Une fois lancé, ce mouvement de pensée ne va plus
s’arrêter. Des noms connus jalonnent cette recherche
intellectuelle et pédagogique : Kropotkine, Louise Michel,
Robin, Ferrer, Pelloutier, Besnard, et les autres… (4).
De la théorie, un certain nombre de compagnes et de compagnons
vont passer à la pratique et ceci dès 1880 avec l’expérience
de l’orphelinat de Cempuis. Mais comment résumer en
quelques lignes 120 années de réalisations ? Tâche
impossible ! Surtout que des ouvrages récents sont parus
qui, soit comblent une lacune documentaire, soit apportent des éléments
nouveaux par rapport à des études anciennes. Aussi
je ne peux mieux faire que conseiller de consulter la liste des
ouvrages (81 titres !) parue dans le catalogue de la librairie du
Monde libertaire, avec mention spéciale pour le Cempuis de
Nathalie Brémand, les livres de (et sur) Ferrer, Sébastien
Faure, Freinet, Bonaventure, etc.
De toutes ces expériences (de la Ruche à Bonaventure),
on peut tirer quelques leçons. La première consiste
à noter l’extrême difficulté à
faire vivre une expérience pédagogique en dehors de
l’institution officielle, la survie n’étant possible
qu’avec le concours du mouvement social (syndicats, coopératives,
mutuelles, organisations spécifiques).
La deuxième consiste à noter également l’extrême
difficulté de la pénétration des propositions
pédagogiques libertaires au sein de l’institution officielle.
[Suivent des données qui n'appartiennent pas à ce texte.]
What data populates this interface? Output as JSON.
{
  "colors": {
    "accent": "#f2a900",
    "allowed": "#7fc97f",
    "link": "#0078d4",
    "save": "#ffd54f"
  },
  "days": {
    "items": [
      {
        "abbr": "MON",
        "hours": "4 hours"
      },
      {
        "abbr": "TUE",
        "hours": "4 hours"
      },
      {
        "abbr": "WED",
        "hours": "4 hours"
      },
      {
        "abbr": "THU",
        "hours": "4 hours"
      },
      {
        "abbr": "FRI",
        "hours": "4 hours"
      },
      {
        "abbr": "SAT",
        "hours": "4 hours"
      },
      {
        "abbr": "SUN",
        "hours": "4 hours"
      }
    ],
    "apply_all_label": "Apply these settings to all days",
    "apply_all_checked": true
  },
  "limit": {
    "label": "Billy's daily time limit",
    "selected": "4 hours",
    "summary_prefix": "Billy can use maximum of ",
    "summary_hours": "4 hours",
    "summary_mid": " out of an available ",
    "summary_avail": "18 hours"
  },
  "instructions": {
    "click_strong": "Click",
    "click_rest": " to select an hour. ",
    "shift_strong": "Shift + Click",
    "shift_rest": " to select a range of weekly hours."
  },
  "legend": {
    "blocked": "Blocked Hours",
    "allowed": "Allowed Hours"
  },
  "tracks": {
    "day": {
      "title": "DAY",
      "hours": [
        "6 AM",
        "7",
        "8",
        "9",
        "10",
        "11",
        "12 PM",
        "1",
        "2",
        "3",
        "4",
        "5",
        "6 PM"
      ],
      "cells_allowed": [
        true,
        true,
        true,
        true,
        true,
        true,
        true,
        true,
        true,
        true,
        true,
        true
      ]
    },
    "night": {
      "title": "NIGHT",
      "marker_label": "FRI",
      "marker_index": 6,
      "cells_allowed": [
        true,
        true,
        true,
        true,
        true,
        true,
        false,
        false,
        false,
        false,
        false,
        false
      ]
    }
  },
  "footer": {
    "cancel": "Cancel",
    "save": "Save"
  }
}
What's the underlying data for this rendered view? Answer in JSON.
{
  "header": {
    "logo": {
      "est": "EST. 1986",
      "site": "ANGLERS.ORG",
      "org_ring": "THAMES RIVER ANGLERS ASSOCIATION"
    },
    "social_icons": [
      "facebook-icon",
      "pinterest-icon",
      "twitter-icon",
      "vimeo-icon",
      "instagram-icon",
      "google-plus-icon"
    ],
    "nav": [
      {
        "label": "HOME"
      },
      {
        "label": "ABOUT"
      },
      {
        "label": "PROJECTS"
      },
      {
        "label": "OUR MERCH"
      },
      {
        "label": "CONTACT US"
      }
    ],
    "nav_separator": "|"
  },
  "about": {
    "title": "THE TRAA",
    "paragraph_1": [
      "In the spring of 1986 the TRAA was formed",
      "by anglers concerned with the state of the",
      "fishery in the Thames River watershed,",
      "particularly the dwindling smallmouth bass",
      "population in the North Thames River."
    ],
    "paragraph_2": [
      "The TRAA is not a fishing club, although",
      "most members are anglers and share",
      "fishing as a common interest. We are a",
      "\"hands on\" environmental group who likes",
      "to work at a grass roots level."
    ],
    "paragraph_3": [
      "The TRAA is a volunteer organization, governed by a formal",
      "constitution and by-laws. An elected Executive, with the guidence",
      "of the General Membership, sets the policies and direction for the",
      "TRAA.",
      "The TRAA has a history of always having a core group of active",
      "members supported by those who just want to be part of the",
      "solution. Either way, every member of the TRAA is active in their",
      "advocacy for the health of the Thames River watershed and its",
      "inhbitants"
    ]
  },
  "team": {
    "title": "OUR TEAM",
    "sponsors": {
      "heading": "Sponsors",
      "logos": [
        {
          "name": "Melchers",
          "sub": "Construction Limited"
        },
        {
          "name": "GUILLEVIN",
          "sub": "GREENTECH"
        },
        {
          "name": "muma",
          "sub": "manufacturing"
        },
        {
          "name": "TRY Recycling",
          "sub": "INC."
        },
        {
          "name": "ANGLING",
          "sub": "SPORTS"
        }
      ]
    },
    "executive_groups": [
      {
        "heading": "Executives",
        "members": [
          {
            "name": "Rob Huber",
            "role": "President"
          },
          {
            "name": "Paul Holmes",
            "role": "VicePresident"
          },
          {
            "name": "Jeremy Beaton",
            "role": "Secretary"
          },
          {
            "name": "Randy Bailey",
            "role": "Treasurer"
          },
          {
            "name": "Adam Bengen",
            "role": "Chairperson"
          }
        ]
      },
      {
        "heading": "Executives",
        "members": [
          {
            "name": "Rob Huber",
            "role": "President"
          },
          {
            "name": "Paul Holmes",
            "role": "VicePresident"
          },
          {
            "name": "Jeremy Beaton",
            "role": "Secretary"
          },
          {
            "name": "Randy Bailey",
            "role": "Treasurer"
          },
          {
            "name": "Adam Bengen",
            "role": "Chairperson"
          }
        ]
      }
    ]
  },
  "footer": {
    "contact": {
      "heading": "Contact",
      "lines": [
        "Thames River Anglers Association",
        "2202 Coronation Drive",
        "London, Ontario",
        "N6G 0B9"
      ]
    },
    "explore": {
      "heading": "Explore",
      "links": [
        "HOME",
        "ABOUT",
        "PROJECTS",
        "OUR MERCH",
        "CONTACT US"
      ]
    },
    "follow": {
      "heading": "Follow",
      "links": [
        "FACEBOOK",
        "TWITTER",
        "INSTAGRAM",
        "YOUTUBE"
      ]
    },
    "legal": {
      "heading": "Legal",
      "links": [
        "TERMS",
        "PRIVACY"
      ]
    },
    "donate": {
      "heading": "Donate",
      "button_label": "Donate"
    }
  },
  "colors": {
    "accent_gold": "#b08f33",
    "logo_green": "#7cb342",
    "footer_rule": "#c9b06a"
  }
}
Mais ceci est un autre sujet, traité dans les colonnes voisines.
Et j’aimerai conclure en rappelant – de mémoire
– cette phrase de Sébastien Faure : « L’école
d’hier, c’est l’école de l’Église,
l’école d’aujourd’hui, c’est l’école
de l’État, l’école de demain, c’est
l’école libertaire ».
Yves Peyrault
(1) On peut sur ce sujet consulter les actes du colloque de novembre
1994 de la société Proudhon consacré à
ce sujet. L’éducation : Proudhon, proudhonnisme (XIXe,
XXe siècles), 70 F
(2) Réédité dans la collection Volonté
anarchiste. 40 F
(3) On peut noter avec une relative malice qu’un des plus
proches amis de Michel Bakounine, et membre de la première
Internationale Buisson va être un des fondateurs de l’école
publique de la IIIe République, en tant que collaborateur
de Jules Ferry. Et jusqu’en 1905, le secrétaire de
Jules Ferry est un certain James Guillaume… Il pourrait être
intéressant pour un historien contemporain de déterminer
si, grâce à ces hommes quelques semences de propositions
libertaires ont germé au sein de l’Instruction publique,
dont le moins qu’on puisse dire est qu’elle est loin
de nos idées
(4) Pour approfondir cette question, on peut consulter –
entre autres – le livre de Jean-Marc Raynaud T’are ta
gueule à la révo !, Edition du Monde libertaire
(5) Sur Freinet, les opinions divergent. N’a-t-il pas été
membre du P.C. jusqu’en 1952 ? Les mauvaises langues suggèrent
que ses sympathies naturelles le conduisaient vers le mouvement
libertaire, mais il semble que Elise ait joué auprès
de Célestin le même rôle qu’Elsa auprès
de Louis (Aragon) : l’ancrage au P.C.